Packer keeps the faith with gamble on Asia

Crown's executive chairman James Packer was forced to assure investors on Wednesday that its aggressive expansion plans in Asia were affordable, at a time when its local operations continued to suffer from poor consumer sentiment.

Crown's executive chairman James Packer was forced to assure investors on Wednesday that its aggressive expansion plans in Asia were affordable, at a time when its local operations continued to suffer from poor consumer sentiment.

The company has been associated with developments across the region, from Sri Lanka to the Philippines, plus ongoing projects in Macau and Australia.

"Crown's large and ongoing investment in tourism assets is testament to the fact we have a strong belief in the incredible power of the rising Chinese and Asian middle class," Mr Packer told Wednesday's shareholders' meeting.

He gave the example of Crown's investment in its Macau joint venture, Melco Crown, which cost $US600 million. He said the venture was now worth $US6.2 billion, about half of Crown's market capitalisation.

Recognition of Macau's performance over the past 12 months sent Crown's stock rocketing, despite subdued trading from its Australian operations.

Mr Packer assured investors planned projects - including a $US400 million casino resort in Sri Lanka and Sydney's $1 billion hotel-casino - were affordable.

Developments initiated by Melco Crown were self-funding, Mr Packer said. These included the Studio City development in Macau and a casino resort in the Philippines.

Melco Crown was also planning to pay a dividend next year to help Crown - renamed Crown Resorts at the meeting - pay for its local projects from a mixture of debt and retained earnings.

"Asia is self-funding and we're going to build Sydney [the Barangaroo hotel and VIP casino] and Perth [a hotel] out of increasing our debt a little bit but retaining some earnings," Mr Packer said.

"If you think about our [capital expenditure], our net debt will rise from here and that is the reason [why] we haven't increased dividends ... because we are looking to grow."

Sri Lanka would not require an "earth-moving cheque", he said. Crown was negotiating with the Sri Lankan government, which was reworking the regulatory and tax framework after criticism from the opposition. It was expected to go before Parliament next month.

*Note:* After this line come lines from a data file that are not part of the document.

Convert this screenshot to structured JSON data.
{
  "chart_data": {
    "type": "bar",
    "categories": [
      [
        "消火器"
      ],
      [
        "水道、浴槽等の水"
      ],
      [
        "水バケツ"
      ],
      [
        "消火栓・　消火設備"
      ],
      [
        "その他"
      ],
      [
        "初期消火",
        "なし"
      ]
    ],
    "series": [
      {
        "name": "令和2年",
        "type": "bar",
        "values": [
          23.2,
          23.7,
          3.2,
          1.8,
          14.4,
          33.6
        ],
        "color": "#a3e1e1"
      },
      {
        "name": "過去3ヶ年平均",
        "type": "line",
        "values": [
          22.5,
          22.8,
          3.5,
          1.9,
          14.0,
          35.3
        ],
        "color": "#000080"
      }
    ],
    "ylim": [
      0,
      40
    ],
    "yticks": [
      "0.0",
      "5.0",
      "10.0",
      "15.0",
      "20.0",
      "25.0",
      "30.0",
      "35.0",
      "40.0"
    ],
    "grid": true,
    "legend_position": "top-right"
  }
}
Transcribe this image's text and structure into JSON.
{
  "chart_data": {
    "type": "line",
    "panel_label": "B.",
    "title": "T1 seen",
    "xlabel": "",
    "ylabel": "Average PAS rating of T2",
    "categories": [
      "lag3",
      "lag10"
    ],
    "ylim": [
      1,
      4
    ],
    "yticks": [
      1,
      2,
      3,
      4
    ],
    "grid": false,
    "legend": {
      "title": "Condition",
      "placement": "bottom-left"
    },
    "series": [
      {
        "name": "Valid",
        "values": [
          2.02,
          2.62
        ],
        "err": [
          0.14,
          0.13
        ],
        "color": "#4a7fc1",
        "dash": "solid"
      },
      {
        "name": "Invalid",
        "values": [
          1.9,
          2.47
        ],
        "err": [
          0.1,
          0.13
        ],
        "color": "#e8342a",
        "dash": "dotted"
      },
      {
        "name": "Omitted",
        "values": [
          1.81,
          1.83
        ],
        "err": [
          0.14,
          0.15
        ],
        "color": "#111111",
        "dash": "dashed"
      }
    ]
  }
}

Reporting on its Australian operations for the financial year to date, Crown said gaming revenues - excluding VIP - for the first 17 weeks were in line with the prior corresponding period, while non-gaming revenues across its two Australian casino resorts were up 10 per cent.

The company's shares hit record highs earlier this month as analysts upgraded the prospects of its Macau joint venture, and got another boost on Wednesday, with UBS raising its valuation of the stock to $19.35, based on a revision of the prospects of Melco Crown. Crown shares closed 2 per cent higher at $16.65.